東京都内在住の岩崎智子さん(仮名・69歳)は、夫・豊さん(仮名・66歳)と穏やかな年金生活を送っていました。夫婦合わせて月30万円以上の年金収入があり、旅行や外食を楽しむ余裕もありました。

「夫も私も年金をもらっていたので、老後も自由に暮らせると思っていました」と智子さん。しかし、持病があったとはいえ、突然の豊さんの訃報は智子さんを深い悲しみに突き落としました。悲しみとともに、現実的な問題として突きつけられたのが生活費の不安です。

そこで智子さんが頼りにしようと考えたのが「遺族年金」でした。「夫は会社員で厚生年金にも加入していたので、遺族年金があればなんとかなると思っていました」。

遺族年金、予想外の金額に愕然

しかし、実際に届いた通知書を見て智子さんは愕然とします。記載されていた遺族年金の金額は、わずか月5,000円。智子さんが想定していた金額の20分の1でした。「何かの間違いではないか」と目を疑ったと言います。
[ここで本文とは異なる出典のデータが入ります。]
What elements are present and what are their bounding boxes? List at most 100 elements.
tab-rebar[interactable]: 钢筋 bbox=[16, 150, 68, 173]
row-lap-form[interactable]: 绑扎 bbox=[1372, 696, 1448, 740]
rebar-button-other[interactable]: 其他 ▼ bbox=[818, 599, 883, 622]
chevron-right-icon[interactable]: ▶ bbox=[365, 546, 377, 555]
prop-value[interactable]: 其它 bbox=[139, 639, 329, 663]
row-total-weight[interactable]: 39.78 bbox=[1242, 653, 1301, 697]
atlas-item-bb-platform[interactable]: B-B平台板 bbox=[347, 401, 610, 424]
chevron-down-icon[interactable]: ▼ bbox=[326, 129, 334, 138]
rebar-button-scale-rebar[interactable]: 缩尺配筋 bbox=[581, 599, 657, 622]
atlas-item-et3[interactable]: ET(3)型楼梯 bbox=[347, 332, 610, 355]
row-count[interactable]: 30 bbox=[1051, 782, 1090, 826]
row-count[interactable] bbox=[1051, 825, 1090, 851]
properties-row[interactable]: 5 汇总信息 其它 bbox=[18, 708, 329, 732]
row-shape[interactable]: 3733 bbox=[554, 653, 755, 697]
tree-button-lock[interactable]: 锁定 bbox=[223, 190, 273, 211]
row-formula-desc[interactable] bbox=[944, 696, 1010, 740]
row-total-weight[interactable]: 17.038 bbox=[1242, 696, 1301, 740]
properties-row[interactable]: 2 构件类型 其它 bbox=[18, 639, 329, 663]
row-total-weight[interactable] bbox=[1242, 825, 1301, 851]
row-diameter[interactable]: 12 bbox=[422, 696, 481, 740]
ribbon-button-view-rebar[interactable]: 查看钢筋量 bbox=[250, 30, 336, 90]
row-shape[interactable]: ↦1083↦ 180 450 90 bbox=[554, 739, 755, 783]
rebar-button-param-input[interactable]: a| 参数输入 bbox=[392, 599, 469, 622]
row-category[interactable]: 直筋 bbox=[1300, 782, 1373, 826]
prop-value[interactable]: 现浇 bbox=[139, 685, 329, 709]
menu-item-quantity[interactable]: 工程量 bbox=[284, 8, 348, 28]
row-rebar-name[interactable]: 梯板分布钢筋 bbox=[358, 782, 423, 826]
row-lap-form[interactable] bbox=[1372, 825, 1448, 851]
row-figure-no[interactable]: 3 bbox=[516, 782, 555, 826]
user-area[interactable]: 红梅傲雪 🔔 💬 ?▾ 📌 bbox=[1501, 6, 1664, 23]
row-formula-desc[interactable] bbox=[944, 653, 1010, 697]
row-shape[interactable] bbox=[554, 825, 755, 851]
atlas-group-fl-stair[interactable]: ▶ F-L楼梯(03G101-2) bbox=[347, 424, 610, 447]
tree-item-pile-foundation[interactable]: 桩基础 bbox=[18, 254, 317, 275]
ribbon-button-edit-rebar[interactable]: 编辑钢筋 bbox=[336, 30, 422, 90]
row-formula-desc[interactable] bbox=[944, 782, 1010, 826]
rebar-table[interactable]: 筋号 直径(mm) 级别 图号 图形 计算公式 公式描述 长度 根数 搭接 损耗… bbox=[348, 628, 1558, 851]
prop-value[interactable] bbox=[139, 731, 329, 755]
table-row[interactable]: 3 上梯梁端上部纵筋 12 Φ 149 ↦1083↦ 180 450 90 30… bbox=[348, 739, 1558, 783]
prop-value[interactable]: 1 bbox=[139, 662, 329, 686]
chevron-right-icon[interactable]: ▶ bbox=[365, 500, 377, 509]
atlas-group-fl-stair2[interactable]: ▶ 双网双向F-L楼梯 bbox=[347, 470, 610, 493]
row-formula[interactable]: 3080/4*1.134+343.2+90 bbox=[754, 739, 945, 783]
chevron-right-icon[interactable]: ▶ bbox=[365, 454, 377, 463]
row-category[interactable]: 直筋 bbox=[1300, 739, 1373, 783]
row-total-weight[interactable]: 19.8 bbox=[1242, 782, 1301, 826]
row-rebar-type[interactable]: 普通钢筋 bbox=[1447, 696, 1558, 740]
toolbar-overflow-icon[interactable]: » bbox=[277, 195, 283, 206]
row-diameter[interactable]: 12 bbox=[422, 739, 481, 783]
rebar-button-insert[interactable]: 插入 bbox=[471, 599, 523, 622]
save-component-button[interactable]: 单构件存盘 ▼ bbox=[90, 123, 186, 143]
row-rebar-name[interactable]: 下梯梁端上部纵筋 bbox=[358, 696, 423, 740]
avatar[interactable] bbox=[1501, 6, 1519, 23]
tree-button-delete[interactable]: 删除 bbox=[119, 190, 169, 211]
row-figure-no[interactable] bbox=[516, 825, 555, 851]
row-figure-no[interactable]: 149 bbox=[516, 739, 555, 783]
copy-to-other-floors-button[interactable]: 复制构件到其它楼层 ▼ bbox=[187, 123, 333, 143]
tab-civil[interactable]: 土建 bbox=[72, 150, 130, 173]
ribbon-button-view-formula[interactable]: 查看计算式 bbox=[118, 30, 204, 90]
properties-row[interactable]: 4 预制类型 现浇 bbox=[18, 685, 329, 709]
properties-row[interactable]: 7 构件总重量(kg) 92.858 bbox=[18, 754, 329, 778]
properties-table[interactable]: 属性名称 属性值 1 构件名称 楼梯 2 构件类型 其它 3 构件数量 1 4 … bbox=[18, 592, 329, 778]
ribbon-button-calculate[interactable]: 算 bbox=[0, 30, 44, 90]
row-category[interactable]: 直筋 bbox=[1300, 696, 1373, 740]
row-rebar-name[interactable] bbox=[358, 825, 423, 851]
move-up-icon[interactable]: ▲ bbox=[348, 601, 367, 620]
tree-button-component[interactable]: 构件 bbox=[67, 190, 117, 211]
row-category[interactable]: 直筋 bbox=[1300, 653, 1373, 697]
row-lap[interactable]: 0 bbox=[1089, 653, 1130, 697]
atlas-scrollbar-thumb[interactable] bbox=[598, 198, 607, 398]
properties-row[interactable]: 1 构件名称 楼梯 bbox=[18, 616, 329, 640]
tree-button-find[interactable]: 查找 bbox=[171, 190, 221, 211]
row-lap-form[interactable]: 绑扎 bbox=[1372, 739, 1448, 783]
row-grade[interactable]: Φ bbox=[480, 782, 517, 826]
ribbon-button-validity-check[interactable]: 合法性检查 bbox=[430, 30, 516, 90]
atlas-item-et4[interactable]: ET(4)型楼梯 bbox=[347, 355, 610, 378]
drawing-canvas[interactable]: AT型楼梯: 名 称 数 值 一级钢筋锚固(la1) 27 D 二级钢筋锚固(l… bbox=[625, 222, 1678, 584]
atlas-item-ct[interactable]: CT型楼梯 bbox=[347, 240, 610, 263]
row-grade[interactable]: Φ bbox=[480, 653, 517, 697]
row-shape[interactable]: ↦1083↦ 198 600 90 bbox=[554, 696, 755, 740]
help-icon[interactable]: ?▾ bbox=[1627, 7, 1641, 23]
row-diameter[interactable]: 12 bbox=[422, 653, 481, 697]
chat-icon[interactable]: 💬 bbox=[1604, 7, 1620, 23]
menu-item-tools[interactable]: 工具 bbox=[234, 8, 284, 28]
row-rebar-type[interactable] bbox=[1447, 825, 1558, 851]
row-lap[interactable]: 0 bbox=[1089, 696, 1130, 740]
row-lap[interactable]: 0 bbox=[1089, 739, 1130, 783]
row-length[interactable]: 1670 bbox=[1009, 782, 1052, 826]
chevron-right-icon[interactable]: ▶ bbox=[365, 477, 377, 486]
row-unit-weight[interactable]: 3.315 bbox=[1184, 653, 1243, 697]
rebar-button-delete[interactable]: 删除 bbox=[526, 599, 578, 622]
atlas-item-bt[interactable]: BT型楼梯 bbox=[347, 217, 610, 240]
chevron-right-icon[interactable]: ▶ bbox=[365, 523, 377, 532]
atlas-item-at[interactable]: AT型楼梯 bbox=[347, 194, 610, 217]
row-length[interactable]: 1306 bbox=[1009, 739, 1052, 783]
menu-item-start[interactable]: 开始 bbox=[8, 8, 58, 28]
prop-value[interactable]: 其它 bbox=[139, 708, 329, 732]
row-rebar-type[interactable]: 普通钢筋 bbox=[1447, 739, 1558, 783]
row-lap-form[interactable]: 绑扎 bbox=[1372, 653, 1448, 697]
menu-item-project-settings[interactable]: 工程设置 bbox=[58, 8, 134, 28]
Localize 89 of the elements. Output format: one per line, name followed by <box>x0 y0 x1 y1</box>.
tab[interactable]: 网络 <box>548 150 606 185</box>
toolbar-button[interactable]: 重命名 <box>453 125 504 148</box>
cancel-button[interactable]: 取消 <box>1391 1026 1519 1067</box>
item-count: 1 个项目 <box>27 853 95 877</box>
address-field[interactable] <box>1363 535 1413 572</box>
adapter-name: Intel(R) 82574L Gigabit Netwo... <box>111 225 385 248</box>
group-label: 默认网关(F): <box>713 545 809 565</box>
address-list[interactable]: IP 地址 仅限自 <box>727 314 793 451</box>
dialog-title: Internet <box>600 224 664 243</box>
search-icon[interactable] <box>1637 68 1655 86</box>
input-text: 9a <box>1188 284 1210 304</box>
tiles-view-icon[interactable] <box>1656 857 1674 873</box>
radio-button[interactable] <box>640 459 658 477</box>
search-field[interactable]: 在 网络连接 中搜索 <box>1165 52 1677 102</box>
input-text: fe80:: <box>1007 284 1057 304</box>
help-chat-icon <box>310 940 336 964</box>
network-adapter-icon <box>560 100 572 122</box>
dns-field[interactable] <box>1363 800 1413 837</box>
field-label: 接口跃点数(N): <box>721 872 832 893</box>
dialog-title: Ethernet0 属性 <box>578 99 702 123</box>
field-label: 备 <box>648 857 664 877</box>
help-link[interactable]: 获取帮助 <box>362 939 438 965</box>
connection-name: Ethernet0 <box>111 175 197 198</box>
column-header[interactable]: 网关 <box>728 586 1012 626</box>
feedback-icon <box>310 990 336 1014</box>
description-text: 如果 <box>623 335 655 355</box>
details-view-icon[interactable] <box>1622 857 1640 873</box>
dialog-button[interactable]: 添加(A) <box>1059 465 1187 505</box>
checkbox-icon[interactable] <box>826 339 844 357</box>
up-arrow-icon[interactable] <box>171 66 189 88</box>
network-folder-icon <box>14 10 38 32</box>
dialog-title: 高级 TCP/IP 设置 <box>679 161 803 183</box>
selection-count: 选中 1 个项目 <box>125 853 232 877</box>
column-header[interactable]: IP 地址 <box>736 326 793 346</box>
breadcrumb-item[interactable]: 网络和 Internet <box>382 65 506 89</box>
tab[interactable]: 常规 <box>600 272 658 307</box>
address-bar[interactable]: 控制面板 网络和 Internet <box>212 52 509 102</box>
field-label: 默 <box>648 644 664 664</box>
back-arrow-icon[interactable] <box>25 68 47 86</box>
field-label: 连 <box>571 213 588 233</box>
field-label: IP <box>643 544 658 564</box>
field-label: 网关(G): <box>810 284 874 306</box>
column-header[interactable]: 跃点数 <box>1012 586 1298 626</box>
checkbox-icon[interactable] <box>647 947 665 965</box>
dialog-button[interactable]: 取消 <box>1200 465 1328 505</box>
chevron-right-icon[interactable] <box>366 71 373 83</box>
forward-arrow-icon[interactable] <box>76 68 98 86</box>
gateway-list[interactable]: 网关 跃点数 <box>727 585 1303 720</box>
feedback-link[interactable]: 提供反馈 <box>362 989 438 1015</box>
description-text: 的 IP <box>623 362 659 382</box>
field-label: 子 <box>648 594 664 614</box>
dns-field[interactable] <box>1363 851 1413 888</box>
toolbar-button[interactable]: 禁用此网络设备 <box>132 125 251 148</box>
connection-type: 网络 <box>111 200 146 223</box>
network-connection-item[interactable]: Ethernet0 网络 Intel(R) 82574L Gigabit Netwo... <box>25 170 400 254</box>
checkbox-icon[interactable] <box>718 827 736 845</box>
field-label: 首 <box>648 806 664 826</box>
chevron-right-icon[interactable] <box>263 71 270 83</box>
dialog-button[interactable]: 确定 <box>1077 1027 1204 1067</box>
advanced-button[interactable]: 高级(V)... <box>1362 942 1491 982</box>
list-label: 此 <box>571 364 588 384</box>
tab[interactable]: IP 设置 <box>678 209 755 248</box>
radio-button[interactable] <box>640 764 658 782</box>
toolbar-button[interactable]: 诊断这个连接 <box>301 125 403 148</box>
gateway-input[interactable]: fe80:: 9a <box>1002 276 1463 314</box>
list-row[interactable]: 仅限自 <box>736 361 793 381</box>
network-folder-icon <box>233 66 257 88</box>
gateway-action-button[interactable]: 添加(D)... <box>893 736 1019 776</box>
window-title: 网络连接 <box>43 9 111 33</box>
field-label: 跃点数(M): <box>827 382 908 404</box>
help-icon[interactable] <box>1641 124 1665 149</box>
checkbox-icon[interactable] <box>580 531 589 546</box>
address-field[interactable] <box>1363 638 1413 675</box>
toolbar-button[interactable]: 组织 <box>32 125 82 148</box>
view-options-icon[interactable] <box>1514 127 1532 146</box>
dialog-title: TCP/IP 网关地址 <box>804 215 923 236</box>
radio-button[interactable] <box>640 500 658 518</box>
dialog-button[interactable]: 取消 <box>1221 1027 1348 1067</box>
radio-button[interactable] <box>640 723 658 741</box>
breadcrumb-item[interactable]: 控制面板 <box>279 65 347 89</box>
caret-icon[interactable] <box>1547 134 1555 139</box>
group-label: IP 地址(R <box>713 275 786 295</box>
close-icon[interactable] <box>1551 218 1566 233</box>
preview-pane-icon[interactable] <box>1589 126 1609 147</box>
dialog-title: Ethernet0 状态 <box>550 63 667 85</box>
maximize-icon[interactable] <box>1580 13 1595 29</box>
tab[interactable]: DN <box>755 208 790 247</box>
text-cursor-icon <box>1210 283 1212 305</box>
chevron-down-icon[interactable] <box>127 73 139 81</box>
智子さんは、以前、パートナーに先立たれた友人から「遺族年金は亡くなった夫の年金の4分の3くらい」と聞いていました。夫の年金が月16万円だったことから、12万円程度の支給を期待していたのです。

なぜこんなにも少ないのか?

ファイナンシャルプランナーの山田花子さん(仮名)によると、「遺族基礎年金と遺族厚生年金のどちらが支給されるか、また、受給資格要件などによって金額は大きく変動します。さらに、寡婦年金は、一定の所得制限があるため、智子さんのように自身の年金収入が多い場合は、支給額が減額、もしくは支給停止となるケースもあります。」とのこと。智子さんの場合は、自身の老齢年金に加えて、わずかながら遺族厚生年金が支給されたものの、所得制限により大幅に減額されたと考えられます。

賢い備えで安心の老後を

このような事態に陥らないためには、早いうちから老後資金計画を立て、不足分を補うための対策を講じておくことが重要です。iDeCoやNISAなどの資産形成制度を活用したり、生命保険に加入するなど、様々な方法があります。

専門家への相談も有効

自分にとって最適な方法を見つけるためには、ファイナンシャルプランナーなどの専門家に相談してみるのも良いでしょう。将来の不安を少しでも軽減し、安心して老後を迎えられるように、今から準備を始めましょう。

まとめ

遺族年金は、残された家族の生活を支える大切な制度ですが、支給額は条件によって大きく異なります。今回のケースのように、予想外の事態に備えて、早いうちから老後資金計画を立て、様々な備えをしておくことが大切です。